Newcastle boss Eddie Howe vows to take siege mentality into Champions League
Eddie Howe has vowed to adopt a siege mentality once again as Newcastle prepare for a first Champions League campaign in 20 years.
The Magpies have dragged themselves from the thick of a Premier League relegation fight when the club’s new owners took control in October 2021 to Europe’s top table in the space of a remarkable 19 months.
They have done so with the help of a £250million-plus investment, provided in large part by Saudi Arabia’s Public Investment Fund, which holds an 80 per cent stake, and the source of that wealth has prompted concerted criticism, with human rights campaign group Amnesty International in particular voicing concerns over “sportswashing”.
That focus is only likely to increase as they strengthen further before taking to the European stage, but head coach Howe has insisted his mission will not be derailed as a result.
He said: “We’ve been used to that from day one, to be honest. There’s been that feeling that popularity-wise, I don’t think we’re high up on people’s lists for various reasons.
“You accept that, I’ve got no issue with that and almost we’ve tried to use that for our benefit and for our gain, really.
“I’ve said we’re not here to be popular, we don’t care, really, about outside opinion. We very much care about inside opinion, we care about what the people of Newcastle think of us and what our supporters think.
“We’ve tried to act in the right way and make them proud, that’s been our biggest focus.”
Newcastle will bring down the curtain on a season which has delivered far more than they might have expected back in August at Chelsea on Sunday, where they will face a club which has spent around £600million since Todd Boehly completed his takeover last summer, but will end the campaign in the bottom half of the table.
That tends to suggest that money alone is not the key to success, and the way Howe has blended his new arrivals with the players he inherited and has since improved markedly has been equally, if not more important.
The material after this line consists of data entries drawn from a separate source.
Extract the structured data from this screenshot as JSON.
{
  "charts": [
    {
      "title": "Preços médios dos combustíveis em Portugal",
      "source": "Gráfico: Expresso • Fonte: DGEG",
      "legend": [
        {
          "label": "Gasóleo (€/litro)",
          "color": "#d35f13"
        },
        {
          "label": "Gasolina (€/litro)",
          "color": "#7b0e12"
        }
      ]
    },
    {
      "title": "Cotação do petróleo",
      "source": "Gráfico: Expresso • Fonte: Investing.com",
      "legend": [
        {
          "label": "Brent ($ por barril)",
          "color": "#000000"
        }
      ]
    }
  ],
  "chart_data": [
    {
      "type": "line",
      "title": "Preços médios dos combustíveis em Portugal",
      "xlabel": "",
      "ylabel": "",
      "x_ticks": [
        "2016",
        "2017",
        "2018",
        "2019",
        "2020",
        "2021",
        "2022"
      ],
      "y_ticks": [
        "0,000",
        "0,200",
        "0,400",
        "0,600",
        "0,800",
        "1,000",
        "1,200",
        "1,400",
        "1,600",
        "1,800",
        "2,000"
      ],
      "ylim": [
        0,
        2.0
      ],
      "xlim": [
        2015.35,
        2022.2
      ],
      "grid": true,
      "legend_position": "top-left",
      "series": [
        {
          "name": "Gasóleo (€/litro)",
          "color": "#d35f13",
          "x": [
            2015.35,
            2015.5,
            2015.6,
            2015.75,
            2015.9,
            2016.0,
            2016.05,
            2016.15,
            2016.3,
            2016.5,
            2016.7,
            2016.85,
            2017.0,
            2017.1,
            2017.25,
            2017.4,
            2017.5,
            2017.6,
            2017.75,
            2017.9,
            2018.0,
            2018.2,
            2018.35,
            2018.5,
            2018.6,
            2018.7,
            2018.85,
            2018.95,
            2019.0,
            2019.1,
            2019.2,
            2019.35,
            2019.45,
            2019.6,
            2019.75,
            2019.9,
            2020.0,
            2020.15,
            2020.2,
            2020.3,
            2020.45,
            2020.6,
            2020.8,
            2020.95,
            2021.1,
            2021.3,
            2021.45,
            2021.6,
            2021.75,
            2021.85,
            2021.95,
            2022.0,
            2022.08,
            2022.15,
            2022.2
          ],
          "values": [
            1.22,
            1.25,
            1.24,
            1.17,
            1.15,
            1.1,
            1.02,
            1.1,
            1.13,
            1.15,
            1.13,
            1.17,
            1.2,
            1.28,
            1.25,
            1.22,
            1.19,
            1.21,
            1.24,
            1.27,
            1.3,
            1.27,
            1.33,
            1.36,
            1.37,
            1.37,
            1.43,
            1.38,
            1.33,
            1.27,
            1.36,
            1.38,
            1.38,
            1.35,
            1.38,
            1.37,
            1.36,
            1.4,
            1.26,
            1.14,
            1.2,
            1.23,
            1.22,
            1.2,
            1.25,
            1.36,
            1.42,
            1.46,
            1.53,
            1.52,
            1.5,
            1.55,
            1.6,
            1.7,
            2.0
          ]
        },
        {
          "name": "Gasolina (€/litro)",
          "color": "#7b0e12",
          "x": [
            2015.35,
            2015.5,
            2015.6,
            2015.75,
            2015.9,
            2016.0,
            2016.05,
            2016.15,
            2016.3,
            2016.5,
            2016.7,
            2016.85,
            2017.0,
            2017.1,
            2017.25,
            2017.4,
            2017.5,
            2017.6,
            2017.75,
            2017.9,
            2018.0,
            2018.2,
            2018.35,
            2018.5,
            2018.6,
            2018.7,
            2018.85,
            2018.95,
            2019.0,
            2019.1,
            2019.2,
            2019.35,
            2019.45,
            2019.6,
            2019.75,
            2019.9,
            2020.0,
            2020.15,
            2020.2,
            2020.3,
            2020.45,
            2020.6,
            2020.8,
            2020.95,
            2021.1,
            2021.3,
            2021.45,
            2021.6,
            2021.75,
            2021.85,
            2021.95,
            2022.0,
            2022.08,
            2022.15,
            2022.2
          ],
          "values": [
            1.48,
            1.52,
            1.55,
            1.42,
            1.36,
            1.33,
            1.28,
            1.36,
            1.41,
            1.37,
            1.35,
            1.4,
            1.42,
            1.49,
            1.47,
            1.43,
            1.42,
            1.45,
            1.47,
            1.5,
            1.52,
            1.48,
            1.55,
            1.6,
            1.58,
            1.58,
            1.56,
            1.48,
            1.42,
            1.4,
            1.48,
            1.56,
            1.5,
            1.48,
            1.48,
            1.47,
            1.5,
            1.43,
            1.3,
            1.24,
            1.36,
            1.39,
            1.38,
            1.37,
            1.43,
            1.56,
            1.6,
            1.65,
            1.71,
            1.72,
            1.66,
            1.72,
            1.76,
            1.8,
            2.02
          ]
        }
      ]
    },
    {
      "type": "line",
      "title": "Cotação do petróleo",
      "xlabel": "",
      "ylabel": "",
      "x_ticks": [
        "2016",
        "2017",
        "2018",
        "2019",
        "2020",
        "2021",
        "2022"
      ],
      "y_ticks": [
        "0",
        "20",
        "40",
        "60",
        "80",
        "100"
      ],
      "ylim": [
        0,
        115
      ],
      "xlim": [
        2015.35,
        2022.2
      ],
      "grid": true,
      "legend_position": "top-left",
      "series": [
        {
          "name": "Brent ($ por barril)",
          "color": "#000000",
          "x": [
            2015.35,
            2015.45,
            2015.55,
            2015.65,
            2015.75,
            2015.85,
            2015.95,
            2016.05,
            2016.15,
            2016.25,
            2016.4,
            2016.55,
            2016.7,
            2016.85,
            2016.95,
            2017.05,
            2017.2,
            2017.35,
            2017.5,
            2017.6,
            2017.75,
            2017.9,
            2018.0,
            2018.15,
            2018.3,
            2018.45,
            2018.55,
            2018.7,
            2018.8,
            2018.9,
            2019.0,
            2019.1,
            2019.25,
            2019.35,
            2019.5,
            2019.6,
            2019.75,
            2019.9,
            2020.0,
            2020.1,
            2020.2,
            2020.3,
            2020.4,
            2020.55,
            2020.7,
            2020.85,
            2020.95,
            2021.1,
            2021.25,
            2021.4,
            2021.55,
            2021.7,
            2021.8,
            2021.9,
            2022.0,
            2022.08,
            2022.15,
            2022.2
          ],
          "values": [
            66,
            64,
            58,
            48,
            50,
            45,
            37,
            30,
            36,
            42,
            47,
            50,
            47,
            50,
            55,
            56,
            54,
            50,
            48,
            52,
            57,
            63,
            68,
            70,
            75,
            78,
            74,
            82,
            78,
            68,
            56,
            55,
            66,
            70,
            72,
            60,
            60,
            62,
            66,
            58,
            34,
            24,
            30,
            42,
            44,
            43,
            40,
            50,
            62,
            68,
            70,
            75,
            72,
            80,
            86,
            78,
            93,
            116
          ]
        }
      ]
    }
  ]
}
Asked if he regretted the focus on finance, the 45-year-old said: “I don’t really take it personally as in my achievement because it’s not really my achievement, it’s the achievement of the players who have committed to this season and what they’ve given. That would hurt me for them.
“I think the players deserve huge credit individually for some of the seasons that they’ve delivered and collectively for what they’ve done.
“I’ve said many times sitting here, it’s not about money. Money has played a part, it’s been a contributing factor, of course it has.
“But we’ve seen teams up and down the Premier League spend similar amounts of money and not have the success and not be as consistent as we have.”